10.4 Important Limitations

- Rights may be limited by regulatory retention requirements

- Business necessity may restrict certain deletion requests

- Technical limitations may affect data portability

- Legal obligations may override individual rights requests

11. Automated Decision-Making and Profiling

We engage in extensive automated processing including:

- Client Risk Scoring: Automated assessment of investment suitability

- Fraud Detection: Algorithmic monitoring for suspicious activities

- Marketing Optimization: Automated audience targeting and campaign optimization

- Performance Analysis: Algorithmic trading strategy evaluation

- Behavioral Prediction: Machine learning models for client behavior forecasting

You have the right to request human review of automated decisions that significantly affect you.

12. Children's Privacy Protection

Our services are exclusively designed for adults (18+ years).
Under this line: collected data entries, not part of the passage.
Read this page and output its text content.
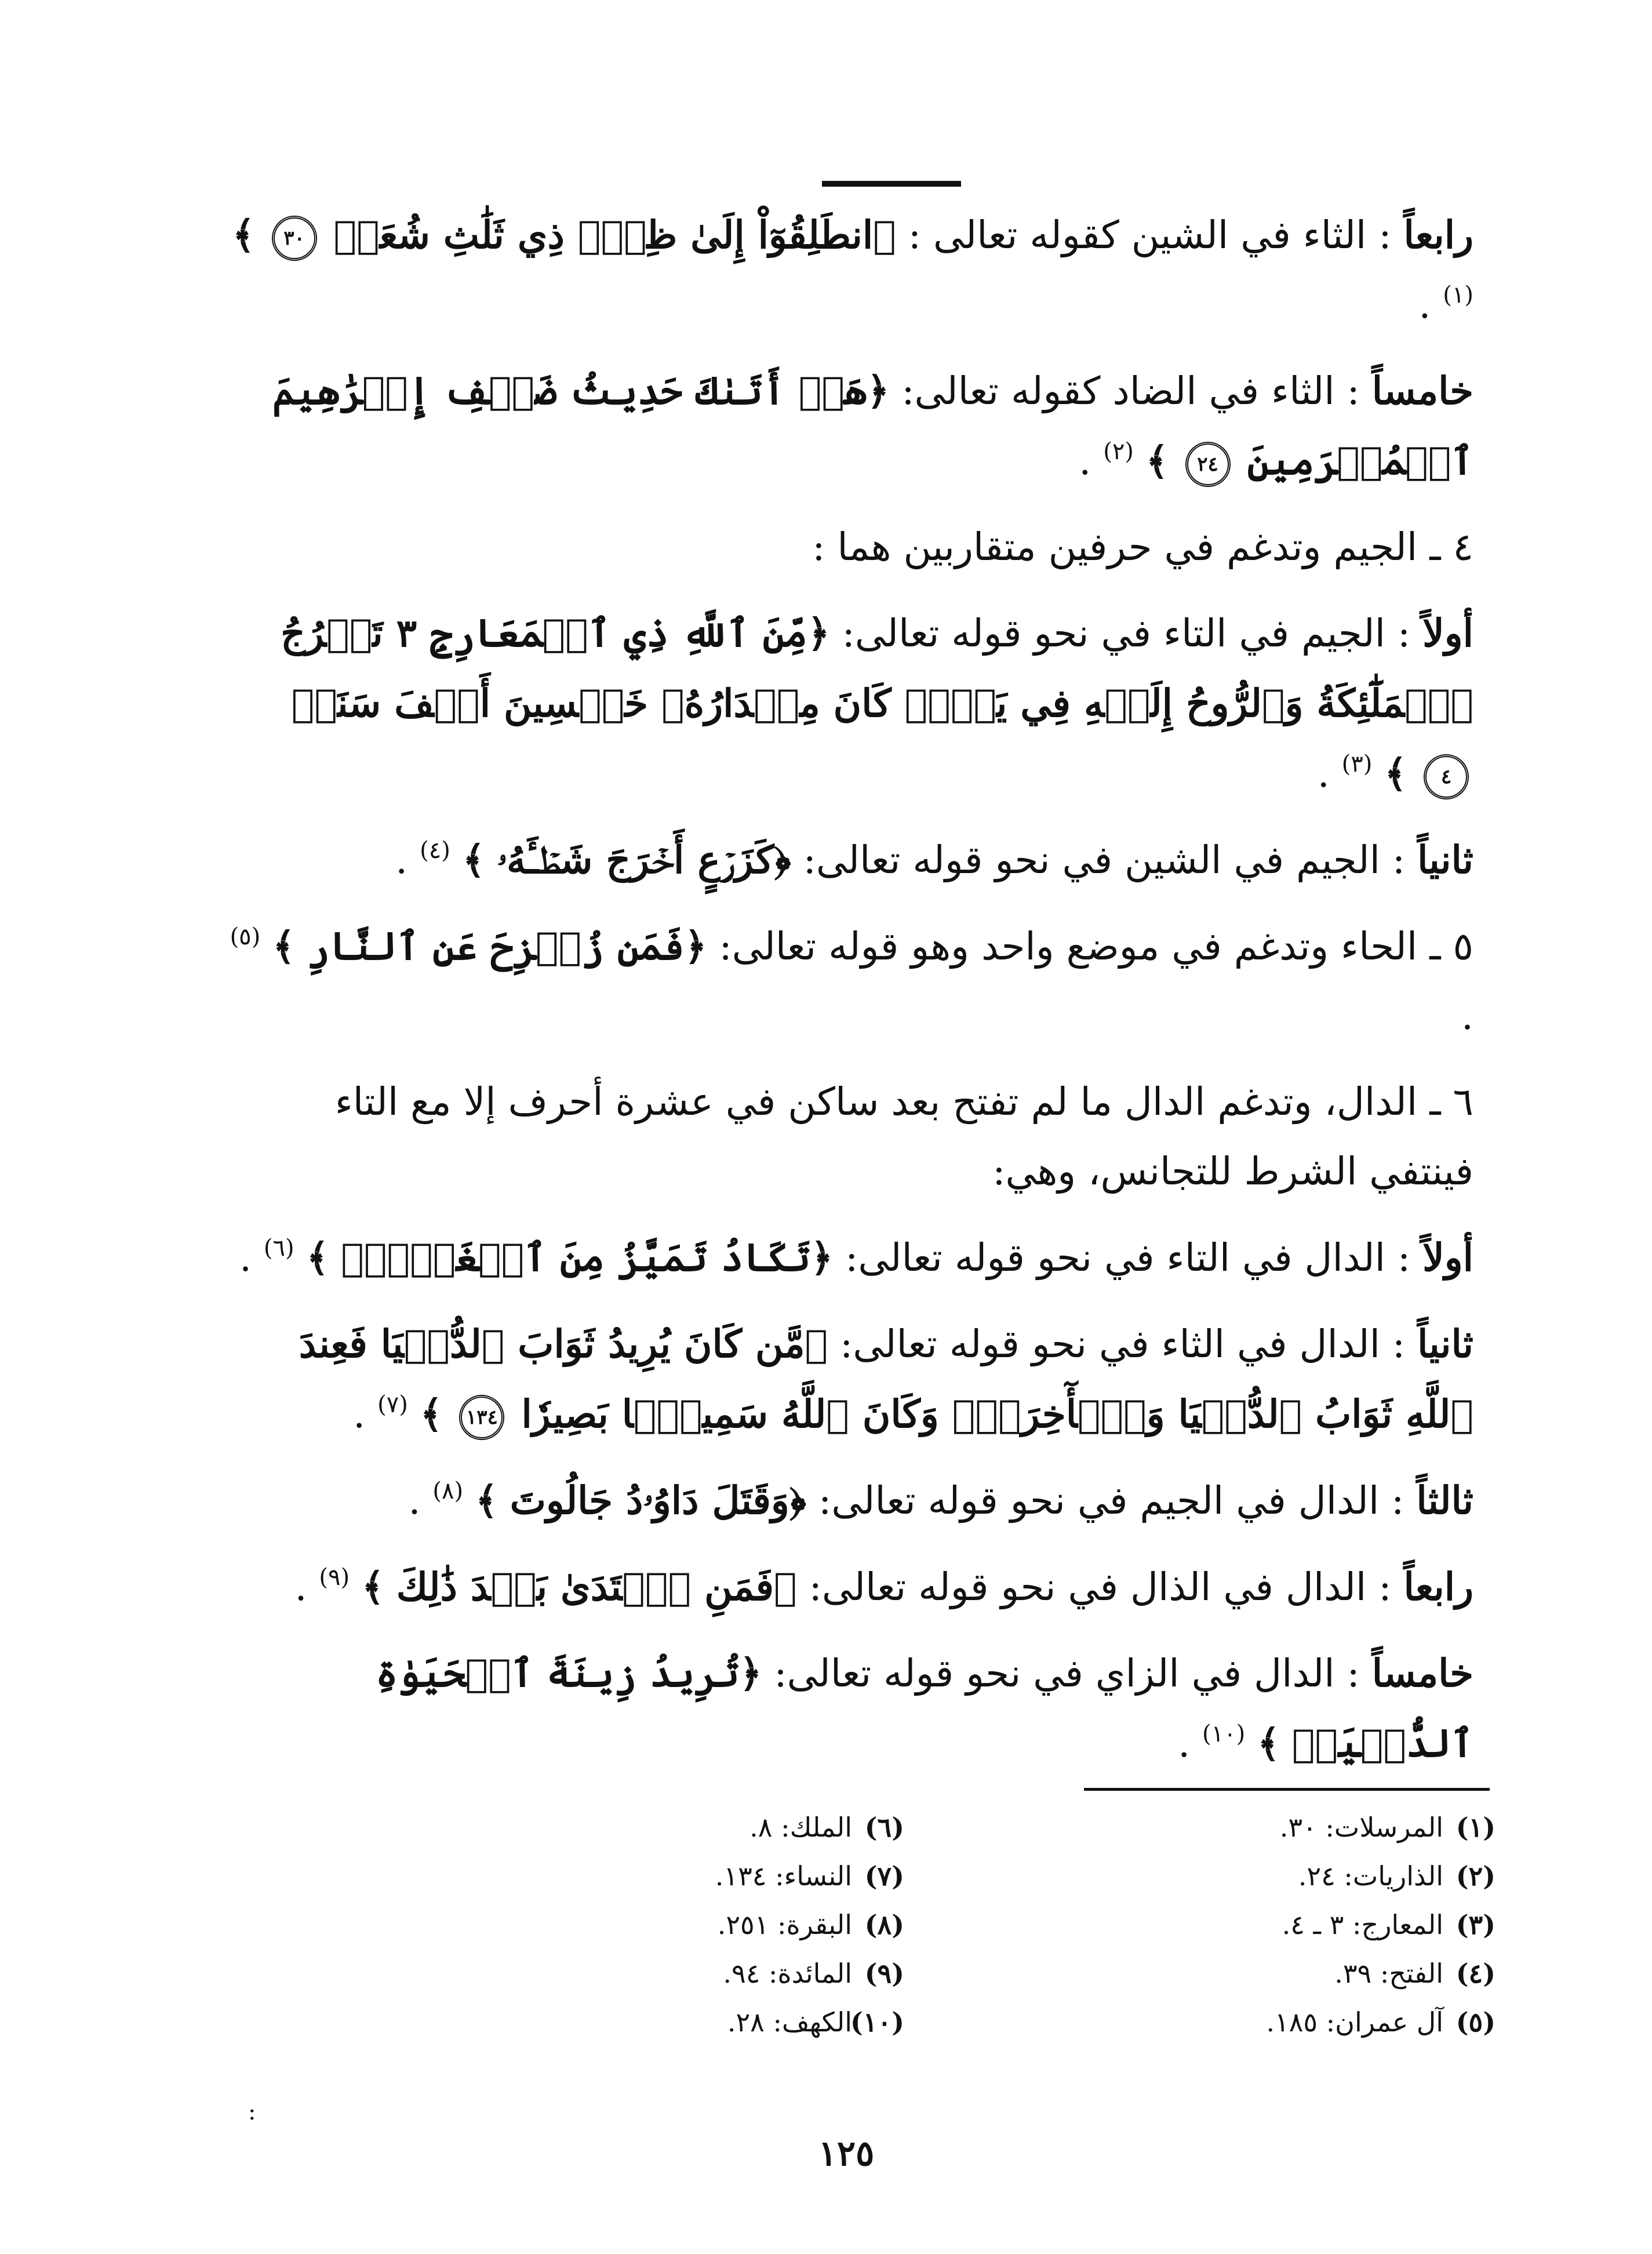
رابعاً : الثاء في الشين كقوله تعالى : ﴿انطَلِقُوٓاْ إِلَىٰ ظِلّٖ ذِي ثَلَٰثِ شُعَبٖ ٣٠ ﴾ $^{(١)}$ .

خامساً : الثاء في الضاد كقوله تعالى: ﴿هَلۡ أَتَىٰكَ حَدِيثُ ضَيۡفِ إِبۡرَٰهِيمَ ٱلۡمُكۡرَمِينَ ٢٤ ﴾ $^{(٢)}$ .

٤ ـ الجيم وتدغم في حرفين متقاربين هما :

أولاً : الجيم في التاء في نحو قوله تعالى: ﴿مِّنَ ٱللَّهِ ذِي ٱلۡمَعَارِجِ ٣ تَعۡرُجُ ٱلۡمَلَٰٓئِكَةُ وَٱلرُّوحُ إِلَيۡهِ فِي يَوۡمٖ كَانَ مِقۡدَارُهُۥ خَمۡسِينَ أَلۡفَ سَنَةٖ ٤ ﴾ $^{(٣)}$ .

ثانياً : الجيم في الشين في نحو قوله تعالى: ﴿كَزَرۡعٍ أَخۡرَجَ شَطۡـَٔهُۥ ﴾ $^{(٤)}$ .

٥ ـ الحاء وتدغم في موضع واحد وهو قوله تعالى: ﴿فَمَن زُحۡزِحَ عَنِ ٱلنَّارِ ﴾ $^{(٥)}$ .

٦ ـ الدال، وتدغم الدال ما لم تفتح بعد ساكن في عشرة أحرف إلا مع التاء فينتفي الشرط للتجانس، وهي:

أولاً : الدال في التاء في نحو قوله تعالى: ﴿تَكَادُ تَمَيَّزُ مِنَ ٱلۡغَيۡظِۖ ﴾ $^{(٦)}$ .

ثانياً : الدال في الثاء في نحو قوله تعالى: ﴿مَّن كَانَ يُرِيدُ ثَوَابَ ٱلدُّنۡيَا فَعِندَ ٱللَّهِ ثَوَابُ ٱلدُّنۡيَا وَٱلۡأٓخِرَةِۚ وَكَانَ ٱللَّهُ سَمِيعَۢا بَصِيرٗا ١٣٤ ﴾ $^{(٧)}$ .

ثالثاً : الدال في الجيم في نحو قوله تعالى: ﴿وَقَتَلَ دَاوُۥدُ جَالُوتَ ﴾ $^{(٨)}$ .

رابعاً : الدال في الذال في نحو قوله تعالى: ﴿فَمَنِ ٱعۡتَدَىٰ بَعۡدَ ذَٰلِكَ ﴾ $^{(٩)}$ .

خامساً : الدال في الزاي في نحو قوله تعالى: ﴿تُرِيدُ زِينَةَ ٱلۡحَيَوٰةِ ٱلدُّنۡيَاۖ ﴾ $^{(١٠)}$ .

(١)المرسلات: ٣٠.
(٢)الذاريات: ٢٤.
(٣)المعارج: ٣ ـ ٤.
(٤)الفتح: ٣٩.
(٥)آل عمران: ١٨٥.
(٦)الملك: ٨.
(٧)النساء: ١٣٤.
(٨)البقرة: ٢٥١.
(٩)المائدة: ٩٤.
(١٠)الكهف: ٢٨.
:
١٢٥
We do not knowingly collect data from minors. If we discover that we have collected data from a minor, we will delete it promptly upon verification.

13. California Privacy Rights (CCPA/CPRA)

California residents have additional rights including:

- Right to know what personal information is collected and shared

- Right to delete personal information (subject to exceptions)

- Right to opt-out of sale of personal information

- Right to non-discrimination for exercising privacy rights

- Right to correct inaccurate personal information

IMPORTANT: We may "sell" or "share" personal information as defined by California law through our marketing and advertising partnerships.

14. European Data Protection (GDPR)

For EU residents, we provide enhanced protections including:

- Lawful basis for all processing activities

- Data Protection Impact Assessments (DPIAs) where required

- Appointment of Data Protection Officers where necessary

- Breach notification within 72 hours where required

- Right to lodge complaints with supervisory authorities

15. Policy Updates and Notifications

We may update this Privacy Policy at any time to reflect:

- Changes in our data collection practices

- New service offerings or partnerships

- Regulatory or legal requirement changes

- Business structure or operational modifications

Material changes will be communicated through:

- Email notifications to active clients

- Prominent website notices

- In-app notifications where applicable

- Direct mail for significant policy changes

Continued use of our services after updates constitutes acceptance of revised terms.

16. Contact Information and Data Protection Officer

For privacy-related inquiries, rights requests, or concerns:

Aurum Spade Capital - Privacy Office

Website: www.aurumspade.com

Email: Available through official website contact forms

Phone: As provided in client onboarding materials

Response Time: We will respond to privacy requests within 30 days of receipt, or as required by applicable law.

ACKNOWLEDGMENT: By using our services, you acknowledge that you have read, understood, and consent to the comprehensive data collection, processing, and sharing practices outlined in this Privacy Policy.